Terza rima is a tumbling, interlocking rhyme scheme that was invented by the thirteenth-century Italian poet Dante for the creation of his long poem, The Divine Comedy.

Terza rima (an Italian phrase meaning "third rhyme") consists of a series of three-line stanzas (tercets) with the rhyme scheme aba bcb cdc ded and so on. It can go on as long as the poet wishes. At the end of the poem an extra line is often added to complete the structure: yzy z.
You can read more on this form at Here is a poem written in terza rima by Robert Frost.
Acquainted with the Night

I have been one acquainted with the night.
I have walked out in rain -- and back in rain.
I have outwalked the furthest city light.
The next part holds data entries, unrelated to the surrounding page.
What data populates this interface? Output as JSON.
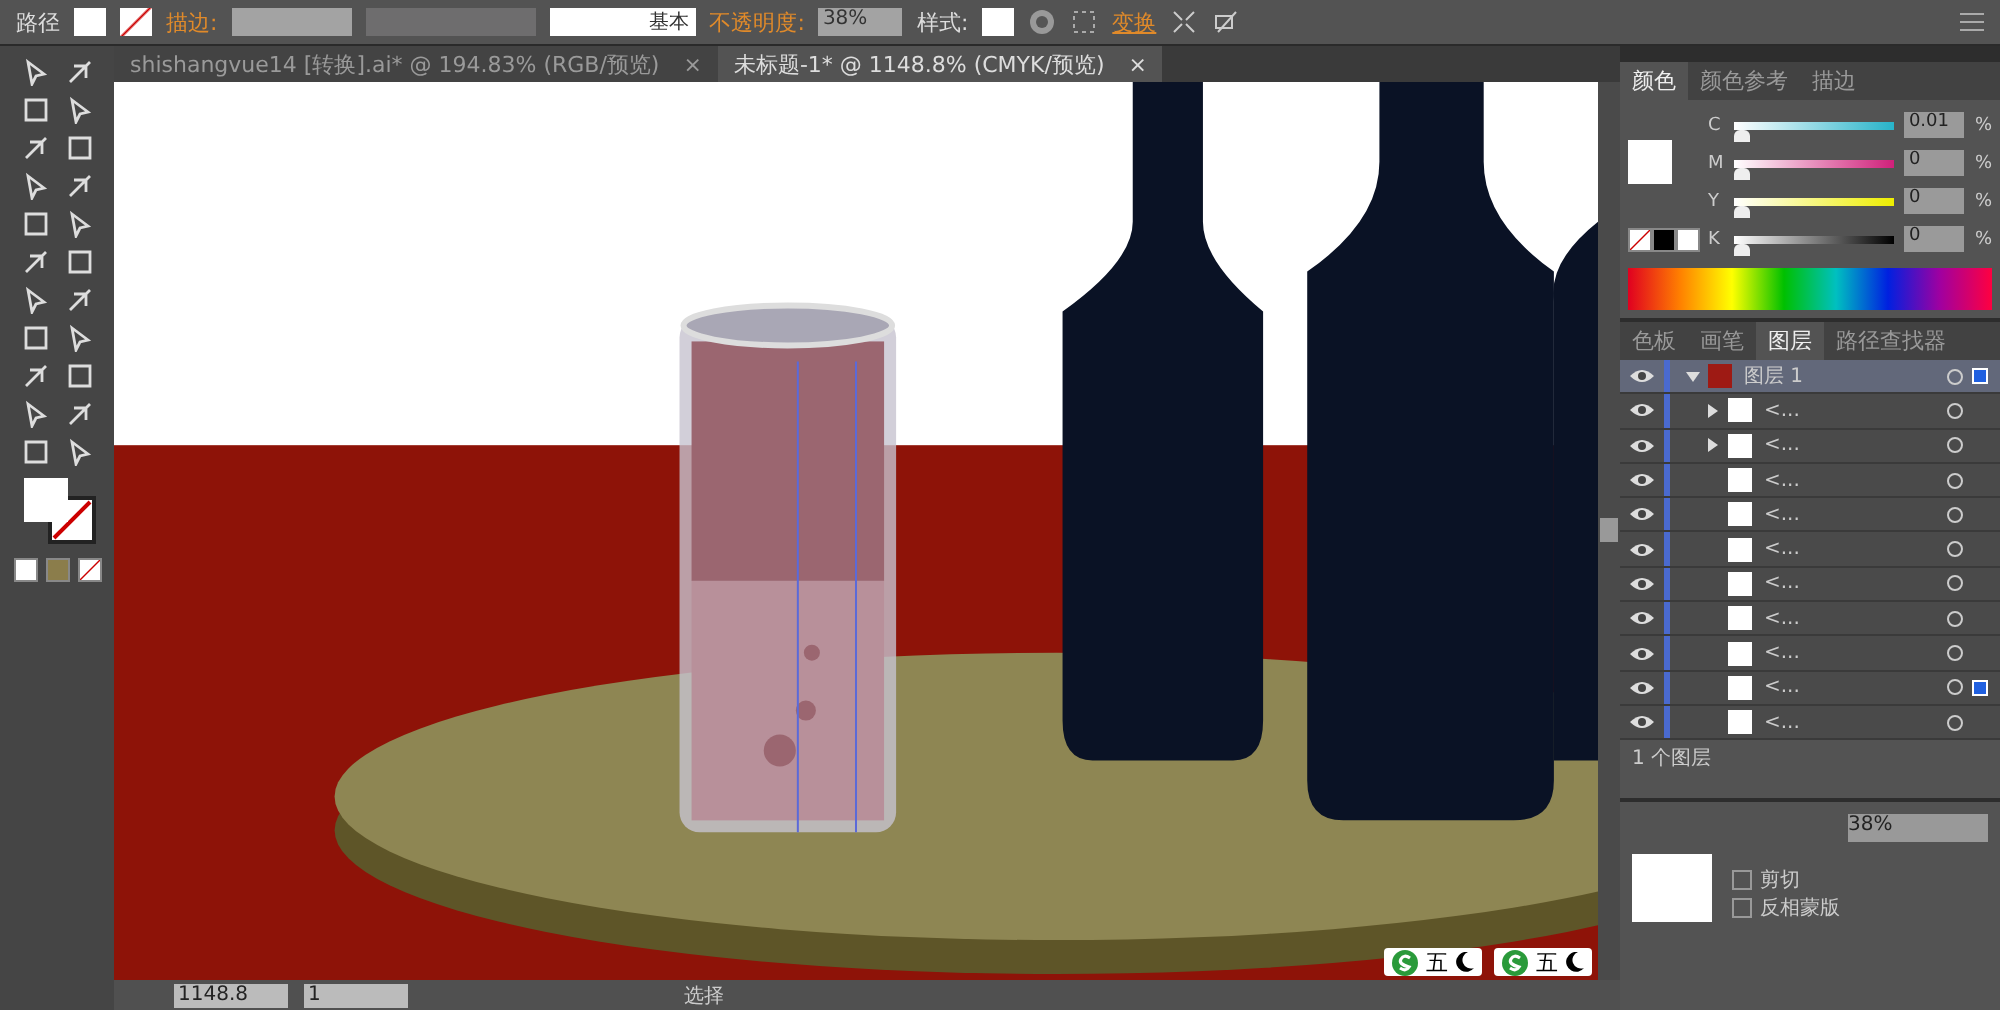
{
  "control_bar": {
    "object_type": "路径",
    "stroke_label": "描边:",
    "stroke_profile": "基本",
    "opacity_label": "不透明度:",
    "opacity": "38%",
    "style_label": "样式:",
    "transform_link": "变换"
  },
  "tabs": [
    {
      "label": "shishangvue14  [转换].ai* @ 194.83% (RGB/预览)",
      "close": "×",
      "selected": false
    },
    {
      "label": "未标题-1* @ 1148.8% (CMYK/预览)",
      "close": "×",
      "selected": true
    }
  ],
  "color_panel": {
    "tabs": [
      {
        "label": "颜色",
        "selected": true
      },
      {
        "label": "颜色参考",
        "selected": false
      },
      {
        "label": "描边",
        "selected": false
      }
    ],
    "channels": [
      {
        "name": "C",
        "value": "0.01",
        "unit": "%",
        "level": 0.0
      },
      {
        "name": "M",
        "value": "0",
        "unit": "%",
        "level": 0.0
      },
      {
        "name": "Y",
        "value": "0",
        "unit": "%",
        "level": 0.0
      },
      {
        "name": "K",
        "value": "0",
        "unit": "%",
        "level": 0.0
      }
    ]
  },
  "layers_panel": {
    "tabs": [
      {
        "label": "色板",
        "selected": false
      },
      {
        "label": "画笔",
        "selected": false
      },
      {
        "label": "图层",
        "selected": true
      },
      {
        "label": "路径查找器",
        "selected": false
      }
    ],
    "layers": [
      {
        "name": "图层 1",
        "expanded": true,
        "selected": true,
        "children": [
          {
            "name": "<...",
            "expandable": true,
            "selected": false
          },
          {
            "name": "<...",
            "expandable": true,
            "selected": false
          },
          {
            "name": "<...",
            "expandable": false,
            "selected": false
          },
          {
            "name": "<...",
            "expandable": false,
            "selected": false
          },
          {
            "name": "<...",
            "expandable": false,
            "selected": false
          },
          {
            "name": "<...",
            "expandable": false,
            "selected": false
          },
          {
            "name": "<...",
            "expandable": false,
            "selected": false
          },
          {
            "name": "<...",
            "expandable": false,
            "selected": false
          },
          {
            "name": "<...",
            "expandable": false,
            "selected": true
          },
          {
            "name": "<...",
            "expandable": false,
            "selected": false
          }
        ]
      }
    ],
    "footer": "1 个图层"
  },
  "transparency_panel": {
    "opacity": "38%",
    "options": [
      {
        "label": "剪切",
        "checked": false
      },
      {
        "label": "反相蒙版",
        "checked": false
      }
    ]
  },
  "status_bar": {
    "zoom": "1148.8",
    "page": "1",
    "tool": "选择"
  },
  "ime_bars": [
    {
      "label": "五"
    },
    {
      "label": "五"
    }
  ]
}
I have looked down the saddest city lane.
I have passed by the watchman on his beat
And dropped my eyes, unwilling to explain.
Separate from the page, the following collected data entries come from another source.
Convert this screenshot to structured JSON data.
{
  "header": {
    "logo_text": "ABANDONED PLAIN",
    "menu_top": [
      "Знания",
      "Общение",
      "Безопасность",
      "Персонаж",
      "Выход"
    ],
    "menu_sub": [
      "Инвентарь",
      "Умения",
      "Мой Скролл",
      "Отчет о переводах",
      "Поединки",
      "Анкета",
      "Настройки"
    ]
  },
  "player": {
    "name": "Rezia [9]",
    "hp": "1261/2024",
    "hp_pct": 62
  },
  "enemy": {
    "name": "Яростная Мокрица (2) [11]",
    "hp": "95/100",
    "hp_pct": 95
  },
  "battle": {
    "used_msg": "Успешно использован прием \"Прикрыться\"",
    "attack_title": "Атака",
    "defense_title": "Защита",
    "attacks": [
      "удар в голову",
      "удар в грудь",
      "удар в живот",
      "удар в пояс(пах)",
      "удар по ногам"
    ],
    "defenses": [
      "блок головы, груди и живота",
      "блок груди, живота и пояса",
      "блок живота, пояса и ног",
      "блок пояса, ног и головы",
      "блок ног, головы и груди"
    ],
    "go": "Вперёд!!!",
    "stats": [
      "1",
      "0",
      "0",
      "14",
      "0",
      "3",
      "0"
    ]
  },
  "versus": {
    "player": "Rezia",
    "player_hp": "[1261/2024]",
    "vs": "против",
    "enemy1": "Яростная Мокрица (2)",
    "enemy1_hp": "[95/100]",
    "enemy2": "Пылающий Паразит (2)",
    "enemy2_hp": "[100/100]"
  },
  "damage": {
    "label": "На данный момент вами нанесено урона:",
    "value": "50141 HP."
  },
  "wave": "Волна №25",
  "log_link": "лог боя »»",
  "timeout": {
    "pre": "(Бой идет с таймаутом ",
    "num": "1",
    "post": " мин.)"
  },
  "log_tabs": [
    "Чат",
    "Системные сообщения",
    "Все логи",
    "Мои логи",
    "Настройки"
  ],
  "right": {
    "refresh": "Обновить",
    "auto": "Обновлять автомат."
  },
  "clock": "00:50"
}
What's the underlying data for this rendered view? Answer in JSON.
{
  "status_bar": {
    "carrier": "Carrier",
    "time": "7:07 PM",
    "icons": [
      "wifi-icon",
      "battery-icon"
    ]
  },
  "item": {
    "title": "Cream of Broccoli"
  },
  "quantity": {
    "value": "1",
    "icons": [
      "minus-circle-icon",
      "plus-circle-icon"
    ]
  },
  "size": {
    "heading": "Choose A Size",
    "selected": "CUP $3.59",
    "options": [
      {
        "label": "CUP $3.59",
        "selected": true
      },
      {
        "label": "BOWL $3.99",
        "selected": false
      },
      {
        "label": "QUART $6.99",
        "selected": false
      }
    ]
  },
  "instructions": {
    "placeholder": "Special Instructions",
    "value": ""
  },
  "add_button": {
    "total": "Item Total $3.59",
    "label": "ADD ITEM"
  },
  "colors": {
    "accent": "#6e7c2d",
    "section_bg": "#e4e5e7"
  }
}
I have stood still and stopped the sound of feet
When far away an interrupted cry
Came over houses from another street,

But not to call me back or say good-bye;
And further still at an unearthly height,
A luminary clock against the sky

Proclaimed the time was neither wrong nor right.
I have been one acquainted with the night.
You can read another example in Percy Bysshe Shelley's poem, Ode to the West Wind.

So, what kind of terza rima will you write? Please share a link to your poem or the poem itself in the comments.

Monday, July 01, 2013

Monday Poetry Stretch - List Poem

I could list all the reasons why I've been absent, but thought a poem would be better.
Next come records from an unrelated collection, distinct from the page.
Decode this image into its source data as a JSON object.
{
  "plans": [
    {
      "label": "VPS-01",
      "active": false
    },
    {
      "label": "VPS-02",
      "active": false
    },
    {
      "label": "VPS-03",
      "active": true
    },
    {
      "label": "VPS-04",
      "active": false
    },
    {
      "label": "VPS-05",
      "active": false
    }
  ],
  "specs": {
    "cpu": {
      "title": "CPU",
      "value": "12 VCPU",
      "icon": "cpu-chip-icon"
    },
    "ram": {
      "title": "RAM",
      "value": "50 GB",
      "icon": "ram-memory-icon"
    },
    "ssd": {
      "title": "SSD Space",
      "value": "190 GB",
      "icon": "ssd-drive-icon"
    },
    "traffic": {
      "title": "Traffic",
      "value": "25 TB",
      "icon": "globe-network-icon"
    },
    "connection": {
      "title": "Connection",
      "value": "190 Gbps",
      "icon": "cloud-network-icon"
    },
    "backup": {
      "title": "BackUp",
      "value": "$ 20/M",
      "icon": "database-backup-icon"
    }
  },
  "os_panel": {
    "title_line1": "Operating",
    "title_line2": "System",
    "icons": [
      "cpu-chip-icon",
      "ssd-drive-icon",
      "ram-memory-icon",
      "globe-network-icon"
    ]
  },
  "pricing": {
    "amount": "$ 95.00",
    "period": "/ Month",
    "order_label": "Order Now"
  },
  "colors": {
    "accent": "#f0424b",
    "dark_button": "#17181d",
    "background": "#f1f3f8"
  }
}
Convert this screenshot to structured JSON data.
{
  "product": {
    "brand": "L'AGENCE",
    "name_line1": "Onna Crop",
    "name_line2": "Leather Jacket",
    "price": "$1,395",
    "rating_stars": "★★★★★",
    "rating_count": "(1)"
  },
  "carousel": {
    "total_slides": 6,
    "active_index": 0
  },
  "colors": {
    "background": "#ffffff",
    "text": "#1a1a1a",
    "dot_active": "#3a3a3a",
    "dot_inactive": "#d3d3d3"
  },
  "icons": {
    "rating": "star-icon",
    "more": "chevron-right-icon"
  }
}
Why Poems (and Blog Posts) Aren't Written

The end of school
beginning of summer
laundry needs folding
house needs cleaning
mind and body never in the same place at the same time
sleepless nights
pens out of ink
pencil points broken
computers crashed
inspiration flown the coop

In all honesty, my mom was in the hospital for three months and the travel and worry made it really hard to be present anywhere. She's home now with 24-hour nursing care and a plan in place that says there will be no more hospital visits. I'm having a bit of trouble wrapping my heart and mind around what that means.

In the meantime, I'm teaching summer school and getting on with the business of life. I'm sorry I haven't been here. I have missed you and missed blogging. I hope you'll join me this week and write a list poem. I'm going to keep going and see if I can't write something a bit more inspirational.